The highly regulated side of the industry should, in my opinion, be welcomed as it can help teams and tournament operators alike with much-needed revenue and help to strengthen and develop the wider industry. After all, these developers can’t stop bookies offering markets on their IP anyway, and so it’s my view that we better embrace the more highly regulated side of it to ensure customers and fans are better protected and can better gauge the Good from the Bad.
SBC: Under lockdown, esports has increased its investor appeal. However, which segments and components need funding and resources to improve esports capacity?
SC: Plenty. Rights Holders need to get better at explaining the ROI to brand partners, which will enable them in turn to agree more significant fees and commitment of marketing budgets, and longer-term deals. There are plenty of opportunities for focused tools to be better developed for this purpose, esports is full to the brim of data points, and fans are incredibly active across socials, but showcasing and proving this is the challenge. Indeed there are many doing so currently, such as Gum Gum.
Teams need to better understand, or rather simply know more about their own fans too. That’s a huge opportunity which ties into the above.
When it comes to the viewership experience, you can put CS:GO on mainstream TV that’s great but how do you cater to 1) hardened CS fans who know the terminology, the lingo and the stories and everything else, and 2) potential new fans just getting into it. It’s difficult but in essence tools to accommodate and make that happen, enter Skybox; a company with well renowned CS:GO caster Anders Blume at its helm, is a major opportunity for investors, broadcasters and fans alike. The hope and expectation is that this kind of thing will, in turn, help the media rights conversation which is absolutely pivotal for the wider industry to continue and sustain the level of growth over the past two to three years.
SBC: Esports has mitigated lockdown circumstance better than its counterparts. However is there a fear that esports will lose vital engagement factors (audiences, youth appeal, stadia) should it maintain a long-term digital structure?

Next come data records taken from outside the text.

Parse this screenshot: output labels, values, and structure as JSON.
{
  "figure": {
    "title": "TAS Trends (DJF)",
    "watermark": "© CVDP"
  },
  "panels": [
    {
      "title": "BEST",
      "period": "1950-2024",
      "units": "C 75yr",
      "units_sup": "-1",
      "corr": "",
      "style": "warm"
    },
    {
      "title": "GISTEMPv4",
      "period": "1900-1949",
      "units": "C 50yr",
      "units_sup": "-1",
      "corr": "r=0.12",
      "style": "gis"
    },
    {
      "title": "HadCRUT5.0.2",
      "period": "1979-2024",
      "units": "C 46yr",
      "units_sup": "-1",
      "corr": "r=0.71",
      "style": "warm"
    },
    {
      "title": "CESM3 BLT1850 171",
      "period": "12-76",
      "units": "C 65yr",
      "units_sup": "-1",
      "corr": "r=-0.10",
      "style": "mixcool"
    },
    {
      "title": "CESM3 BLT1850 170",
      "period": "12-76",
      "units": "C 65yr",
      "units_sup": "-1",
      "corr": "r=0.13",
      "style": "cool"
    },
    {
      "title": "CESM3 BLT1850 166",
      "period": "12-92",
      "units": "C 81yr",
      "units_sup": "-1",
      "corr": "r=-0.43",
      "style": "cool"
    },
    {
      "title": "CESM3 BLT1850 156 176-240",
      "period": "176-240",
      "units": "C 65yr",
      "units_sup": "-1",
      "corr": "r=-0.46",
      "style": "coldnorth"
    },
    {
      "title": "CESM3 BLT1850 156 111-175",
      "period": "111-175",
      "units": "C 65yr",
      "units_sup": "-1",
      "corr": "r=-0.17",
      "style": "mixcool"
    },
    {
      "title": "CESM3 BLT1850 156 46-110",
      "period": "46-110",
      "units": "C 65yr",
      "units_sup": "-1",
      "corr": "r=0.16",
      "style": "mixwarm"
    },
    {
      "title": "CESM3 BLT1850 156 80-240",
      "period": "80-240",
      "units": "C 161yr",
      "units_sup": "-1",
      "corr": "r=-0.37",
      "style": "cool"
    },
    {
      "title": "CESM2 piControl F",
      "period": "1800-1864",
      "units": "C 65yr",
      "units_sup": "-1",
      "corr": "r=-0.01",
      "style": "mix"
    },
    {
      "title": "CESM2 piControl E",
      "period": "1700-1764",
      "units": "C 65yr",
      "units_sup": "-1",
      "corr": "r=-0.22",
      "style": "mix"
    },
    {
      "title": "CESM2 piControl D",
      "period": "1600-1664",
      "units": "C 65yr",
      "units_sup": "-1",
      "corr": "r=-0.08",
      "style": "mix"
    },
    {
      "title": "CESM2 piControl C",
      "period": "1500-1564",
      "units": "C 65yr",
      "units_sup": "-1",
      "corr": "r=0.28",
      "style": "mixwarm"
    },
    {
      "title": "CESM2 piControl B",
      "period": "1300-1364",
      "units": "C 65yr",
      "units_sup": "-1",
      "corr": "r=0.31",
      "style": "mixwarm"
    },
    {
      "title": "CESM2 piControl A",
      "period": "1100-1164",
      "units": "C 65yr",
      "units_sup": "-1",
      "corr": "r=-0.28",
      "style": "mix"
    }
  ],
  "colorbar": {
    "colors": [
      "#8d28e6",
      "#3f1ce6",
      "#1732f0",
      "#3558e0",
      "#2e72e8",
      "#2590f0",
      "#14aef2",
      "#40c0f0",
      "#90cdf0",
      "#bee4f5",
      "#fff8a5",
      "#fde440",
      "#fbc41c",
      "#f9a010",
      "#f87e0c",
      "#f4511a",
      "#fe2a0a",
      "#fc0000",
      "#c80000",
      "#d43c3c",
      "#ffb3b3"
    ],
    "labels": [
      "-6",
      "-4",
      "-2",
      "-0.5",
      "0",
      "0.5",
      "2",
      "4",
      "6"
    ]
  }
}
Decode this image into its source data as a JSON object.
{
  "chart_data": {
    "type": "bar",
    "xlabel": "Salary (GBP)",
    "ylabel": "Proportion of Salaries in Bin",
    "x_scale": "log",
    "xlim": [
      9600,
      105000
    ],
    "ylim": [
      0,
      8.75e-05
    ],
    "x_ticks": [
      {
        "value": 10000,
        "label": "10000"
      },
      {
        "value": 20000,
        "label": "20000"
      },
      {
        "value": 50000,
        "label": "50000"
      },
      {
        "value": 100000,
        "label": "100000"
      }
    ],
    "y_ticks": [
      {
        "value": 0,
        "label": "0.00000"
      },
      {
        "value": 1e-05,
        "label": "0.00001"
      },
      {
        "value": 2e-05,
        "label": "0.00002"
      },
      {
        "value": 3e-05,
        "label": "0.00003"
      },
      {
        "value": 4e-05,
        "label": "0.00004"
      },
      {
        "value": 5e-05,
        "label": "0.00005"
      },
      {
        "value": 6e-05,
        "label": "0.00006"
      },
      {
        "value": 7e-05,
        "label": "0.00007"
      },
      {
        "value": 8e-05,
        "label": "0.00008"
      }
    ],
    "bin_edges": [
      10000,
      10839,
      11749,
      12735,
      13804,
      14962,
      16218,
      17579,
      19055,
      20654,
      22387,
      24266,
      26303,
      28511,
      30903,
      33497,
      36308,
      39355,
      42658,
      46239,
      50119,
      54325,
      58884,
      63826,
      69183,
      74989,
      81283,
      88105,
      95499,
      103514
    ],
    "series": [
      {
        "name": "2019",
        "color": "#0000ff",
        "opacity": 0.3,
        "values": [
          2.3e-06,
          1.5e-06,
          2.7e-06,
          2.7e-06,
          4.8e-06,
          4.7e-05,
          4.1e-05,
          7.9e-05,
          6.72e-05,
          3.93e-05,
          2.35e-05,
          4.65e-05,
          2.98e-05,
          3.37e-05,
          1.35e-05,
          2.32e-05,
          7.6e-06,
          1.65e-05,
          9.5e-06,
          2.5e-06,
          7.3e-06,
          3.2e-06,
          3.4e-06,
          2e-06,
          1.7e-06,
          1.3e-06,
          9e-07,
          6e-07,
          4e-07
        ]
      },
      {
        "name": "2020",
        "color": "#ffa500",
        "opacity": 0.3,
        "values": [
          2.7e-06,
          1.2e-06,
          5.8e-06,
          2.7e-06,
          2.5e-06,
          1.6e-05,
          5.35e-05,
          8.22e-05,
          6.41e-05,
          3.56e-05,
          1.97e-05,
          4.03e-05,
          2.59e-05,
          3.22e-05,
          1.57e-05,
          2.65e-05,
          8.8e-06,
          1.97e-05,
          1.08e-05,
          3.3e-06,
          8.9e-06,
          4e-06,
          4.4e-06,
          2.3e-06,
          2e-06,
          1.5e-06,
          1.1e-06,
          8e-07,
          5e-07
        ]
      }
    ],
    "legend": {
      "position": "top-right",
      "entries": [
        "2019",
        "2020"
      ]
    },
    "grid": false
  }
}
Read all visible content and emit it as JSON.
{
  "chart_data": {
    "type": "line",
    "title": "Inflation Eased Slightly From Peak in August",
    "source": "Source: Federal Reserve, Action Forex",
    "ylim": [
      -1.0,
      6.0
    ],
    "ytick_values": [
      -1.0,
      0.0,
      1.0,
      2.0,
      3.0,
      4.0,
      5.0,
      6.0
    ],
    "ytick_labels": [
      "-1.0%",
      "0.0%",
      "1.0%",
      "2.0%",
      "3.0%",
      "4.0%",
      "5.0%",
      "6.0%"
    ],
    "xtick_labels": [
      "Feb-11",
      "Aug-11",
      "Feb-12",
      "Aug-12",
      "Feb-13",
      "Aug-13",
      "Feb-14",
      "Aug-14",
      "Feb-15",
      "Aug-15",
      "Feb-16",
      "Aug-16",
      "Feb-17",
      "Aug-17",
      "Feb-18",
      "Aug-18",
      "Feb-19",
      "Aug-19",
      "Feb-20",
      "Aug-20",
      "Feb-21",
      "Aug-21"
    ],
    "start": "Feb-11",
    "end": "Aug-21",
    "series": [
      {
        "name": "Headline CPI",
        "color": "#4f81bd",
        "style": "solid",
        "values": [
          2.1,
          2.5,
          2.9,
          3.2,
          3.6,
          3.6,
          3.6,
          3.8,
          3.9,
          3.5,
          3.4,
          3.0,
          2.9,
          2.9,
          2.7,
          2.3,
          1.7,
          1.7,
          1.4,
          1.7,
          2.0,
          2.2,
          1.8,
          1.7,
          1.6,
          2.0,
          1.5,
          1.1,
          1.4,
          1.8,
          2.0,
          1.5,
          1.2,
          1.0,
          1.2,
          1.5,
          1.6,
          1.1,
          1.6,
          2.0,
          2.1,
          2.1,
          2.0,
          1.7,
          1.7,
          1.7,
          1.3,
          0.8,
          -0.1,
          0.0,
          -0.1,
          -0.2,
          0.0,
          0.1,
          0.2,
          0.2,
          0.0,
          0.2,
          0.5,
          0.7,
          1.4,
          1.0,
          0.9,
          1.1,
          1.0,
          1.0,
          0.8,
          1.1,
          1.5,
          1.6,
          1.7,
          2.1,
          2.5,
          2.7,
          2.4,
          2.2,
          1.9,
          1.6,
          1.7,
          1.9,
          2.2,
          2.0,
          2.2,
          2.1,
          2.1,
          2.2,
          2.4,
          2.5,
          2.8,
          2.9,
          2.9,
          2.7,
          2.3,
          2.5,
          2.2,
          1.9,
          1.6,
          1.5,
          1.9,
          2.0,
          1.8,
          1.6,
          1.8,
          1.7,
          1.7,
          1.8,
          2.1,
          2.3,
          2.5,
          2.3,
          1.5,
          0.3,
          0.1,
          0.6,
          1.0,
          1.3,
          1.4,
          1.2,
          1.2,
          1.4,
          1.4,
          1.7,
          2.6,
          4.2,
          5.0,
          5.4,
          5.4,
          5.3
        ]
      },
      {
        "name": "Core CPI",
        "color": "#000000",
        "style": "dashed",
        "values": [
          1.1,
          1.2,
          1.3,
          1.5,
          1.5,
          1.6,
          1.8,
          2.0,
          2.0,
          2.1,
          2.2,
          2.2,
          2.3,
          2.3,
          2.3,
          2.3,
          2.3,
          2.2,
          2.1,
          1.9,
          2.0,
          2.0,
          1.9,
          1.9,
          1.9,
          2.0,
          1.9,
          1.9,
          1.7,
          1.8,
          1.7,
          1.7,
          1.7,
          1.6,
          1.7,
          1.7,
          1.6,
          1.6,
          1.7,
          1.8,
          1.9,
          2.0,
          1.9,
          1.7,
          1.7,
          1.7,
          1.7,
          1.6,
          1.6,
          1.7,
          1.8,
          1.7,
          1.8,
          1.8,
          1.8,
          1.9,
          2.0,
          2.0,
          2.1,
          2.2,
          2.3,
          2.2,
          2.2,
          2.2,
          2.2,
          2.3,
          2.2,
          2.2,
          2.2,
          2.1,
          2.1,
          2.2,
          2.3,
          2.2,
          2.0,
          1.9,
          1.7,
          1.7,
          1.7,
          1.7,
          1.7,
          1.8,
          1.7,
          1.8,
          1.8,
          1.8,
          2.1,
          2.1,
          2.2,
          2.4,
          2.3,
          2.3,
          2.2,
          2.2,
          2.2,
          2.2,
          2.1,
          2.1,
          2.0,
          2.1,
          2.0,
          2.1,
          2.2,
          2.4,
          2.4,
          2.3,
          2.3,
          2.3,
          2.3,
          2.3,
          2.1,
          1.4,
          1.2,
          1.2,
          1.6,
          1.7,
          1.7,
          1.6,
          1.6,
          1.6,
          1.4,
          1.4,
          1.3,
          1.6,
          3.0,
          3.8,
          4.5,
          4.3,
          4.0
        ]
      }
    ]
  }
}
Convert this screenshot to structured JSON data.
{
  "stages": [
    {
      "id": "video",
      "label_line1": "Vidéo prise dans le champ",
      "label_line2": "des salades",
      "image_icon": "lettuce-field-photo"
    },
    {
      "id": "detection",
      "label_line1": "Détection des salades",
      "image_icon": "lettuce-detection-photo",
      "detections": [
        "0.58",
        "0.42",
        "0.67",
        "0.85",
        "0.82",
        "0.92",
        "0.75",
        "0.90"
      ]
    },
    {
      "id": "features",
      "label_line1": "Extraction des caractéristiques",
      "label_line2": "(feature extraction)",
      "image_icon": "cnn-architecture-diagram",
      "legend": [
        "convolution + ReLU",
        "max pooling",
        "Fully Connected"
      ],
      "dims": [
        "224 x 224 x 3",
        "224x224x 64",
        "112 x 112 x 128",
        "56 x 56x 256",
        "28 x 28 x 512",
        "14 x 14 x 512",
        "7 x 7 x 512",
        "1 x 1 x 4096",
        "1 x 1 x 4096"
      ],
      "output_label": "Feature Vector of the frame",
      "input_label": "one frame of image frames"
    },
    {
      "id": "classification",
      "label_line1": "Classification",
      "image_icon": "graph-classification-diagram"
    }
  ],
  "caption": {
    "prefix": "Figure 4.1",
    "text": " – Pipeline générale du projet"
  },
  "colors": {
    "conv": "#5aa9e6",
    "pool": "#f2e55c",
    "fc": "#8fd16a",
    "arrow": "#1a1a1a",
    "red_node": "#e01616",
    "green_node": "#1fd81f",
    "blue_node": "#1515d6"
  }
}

SC: No. In fact I’d argue that football and sports generally need to create more effective and modernised longer-term digital structures. I love Charlton Athletic, and I go whenever I can, but that isn’t always easy or doable. Would I pay to watch all games, or get regular great content and such from them? Hell yes, the former isn’t available at all, and the latter…barely.
Me paying for that wouldn’t stop me going to a game whenever I can, it doesn’t detract from the experience, my commitment, or indeed my capacity to spend if anything it adds to it. Esports needs to get better at creating amazing and fuller experiences for fans attending events, and more could be done to ‘engage’ them sure, but they aren’t losing out by strengthening nor further developing this digital structure.
SBC: Finally as leadership minds now focus on reopening complexities, what key concerns should be at the forefront of businesses engaging with esports?
SC: Understand it fully before diving in head first. As mentioned different games = different audiences. Know what you want, and who you’re targeting, speak to as many of the right people as possible before committing to anything. There are plenty of data points and there’s plenty of information out there, it’s just sometimes tricky to find and sort the wheat from the chaff.
Also, Ninja isn’t esports per se, the viewership figures for some streamers you may have seen do not always echo the reality of esports broadcasts. Have a look at Esports Charts for some viewership figures across tournaments and titles, and keep up to date with new titles as they emerge, e.g. right now Riot Games’ forthcoming Valorant is making quite a splash.
As for the key concern of leading minds and businesses when engaging with esports, it’s easy; do I buy 10 or 100 tickets to the ESI Digital Summit? Clue… it ain’t ten!